Pressure Cooker Method:
Brown the beef on the “browning” setting of the pressure cooker. Add hot dogs and garlic, and stir for a few minutes. Add remaining ingredients, stir. Set the cooker to “high pressure” for 10 minutes. That’s it!
Eggplant Lasagna
This was soooooo good. My husband and son absolutely loved it, and they have been the ones devouring my leftovers. This is really a perfect dish to make on a Sunday and then eat as leftovers throughout the week.
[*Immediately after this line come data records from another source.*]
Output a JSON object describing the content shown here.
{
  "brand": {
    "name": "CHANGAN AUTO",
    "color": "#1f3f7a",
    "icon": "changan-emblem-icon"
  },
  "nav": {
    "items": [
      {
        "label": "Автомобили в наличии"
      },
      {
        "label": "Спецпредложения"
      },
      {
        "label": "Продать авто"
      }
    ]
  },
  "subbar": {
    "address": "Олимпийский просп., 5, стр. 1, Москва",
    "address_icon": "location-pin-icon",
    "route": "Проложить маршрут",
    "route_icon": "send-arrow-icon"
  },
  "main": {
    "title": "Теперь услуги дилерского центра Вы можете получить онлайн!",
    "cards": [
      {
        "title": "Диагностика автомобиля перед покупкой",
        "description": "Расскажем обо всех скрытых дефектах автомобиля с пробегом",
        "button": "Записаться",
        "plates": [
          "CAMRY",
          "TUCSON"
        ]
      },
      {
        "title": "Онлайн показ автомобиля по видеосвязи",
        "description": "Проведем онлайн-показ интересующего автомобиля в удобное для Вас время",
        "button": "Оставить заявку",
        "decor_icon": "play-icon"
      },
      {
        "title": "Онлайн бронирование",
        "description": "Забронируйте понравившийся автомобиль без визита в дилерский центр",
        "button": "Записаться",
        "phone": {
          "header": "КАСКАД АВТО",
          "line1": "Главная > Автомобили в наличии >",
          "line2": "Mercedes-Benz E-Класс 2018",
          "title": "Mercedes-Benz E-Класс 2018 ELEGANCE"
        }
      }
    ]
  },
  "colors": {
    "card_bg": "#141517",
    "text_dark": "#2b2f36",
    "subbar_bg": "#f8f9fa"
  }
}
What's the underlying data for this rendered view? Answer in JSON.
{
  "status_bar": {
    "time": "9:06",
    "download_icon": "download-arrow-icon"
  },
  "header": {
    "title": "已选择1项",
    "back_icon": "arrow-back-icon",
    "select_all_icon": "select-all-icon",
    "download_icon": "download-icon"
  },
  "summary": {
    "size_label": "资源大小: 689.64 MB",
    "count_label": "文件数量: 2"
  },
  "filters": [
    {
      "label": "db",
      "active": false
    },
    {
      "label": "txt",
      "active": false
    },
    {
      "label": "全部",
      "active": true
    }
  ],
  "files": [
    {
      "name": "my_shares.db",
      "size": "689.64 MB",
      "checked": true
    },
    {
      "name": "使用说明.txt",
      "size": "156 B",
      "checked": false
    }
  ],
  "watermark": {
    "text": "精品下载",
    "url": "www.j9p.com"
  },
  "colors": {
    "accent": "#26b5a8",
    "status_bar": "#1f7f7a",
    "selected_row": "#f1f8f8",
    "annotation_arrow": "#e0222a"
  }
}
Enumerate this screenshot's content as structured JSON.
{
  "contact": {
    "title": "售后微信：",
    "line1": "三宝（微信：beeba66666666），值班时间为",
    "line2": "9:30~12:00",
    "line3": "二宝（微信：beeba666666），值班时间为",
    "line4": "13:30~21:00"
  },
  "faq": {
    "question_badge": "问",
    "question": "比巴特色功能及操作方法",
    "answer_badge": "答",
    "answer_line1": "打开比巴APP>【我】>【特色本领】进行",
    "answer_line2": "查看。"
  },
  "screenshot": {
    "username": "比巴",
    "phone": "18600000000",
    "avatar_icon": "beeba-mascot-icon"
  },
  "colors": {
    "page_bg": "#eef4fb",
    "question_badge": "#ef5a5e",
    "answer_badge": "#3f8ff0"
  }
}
With your eggplant, make sure that you have a fresh one. Go to a store that has a high turnover rate, or the best case scenario would be to get a nice one at a farmer’s market. If you get an older eggplant, it can have a bitter taste to it.
To pull some of the moisture out, I like to cook the eggplant a bit before using it. Make sure not to overcook or you will have “mush” instead of a lasagna noodle substitute.
Ingredients:
- 1 large eggplant
- sea salt
- avocado oil or coconut oil
- 1 15oz container of whole milk ricotta
- 1/2 cup plus 1/2 cup shredded mozzarella cheese
- 1 egg
- 1/2 cup grated parmesan cheese
- 1/4 cup fresh chopped basil
- 1 lb ground Italian sausage, cooked and set aside (make sure to check ingredients for carbs or frankenfoods)
- 1 cup pasta sauce (Wild Oats organic has very low net carbs)
Preheat the oven to 375 degrees.
Use a vegetable peeler to peel the skin from the eggplant. Use a mandolin to thinly slice the eggplant, lengthwise. Salt the slices of eggplant. Drizzle some avocado oil in a skillet or on a griddle over medium-high heat. Cook the eggplant for 2-3 minutes on each side to remove moisture. Remove eggplant to a plate. In a bowl, combine the cheeses (using only 1/2 cup of mozzarella cheese), egg, basil, and sausage. In a glass 9×9 dish, use the back of a spoon to spread a thin layer of the pasta sauce. Lay a single layer of eggplant on top of the sauce, spread 1/3 of the cheese mixture on the eggplant, spoon a small amount of sauce over the cheese mixture. Continue layering (about three layers). Put remainder of sauce on top and spread. Sprinkle remaining mozzarella cheese over the top. Bake for 25 minutes.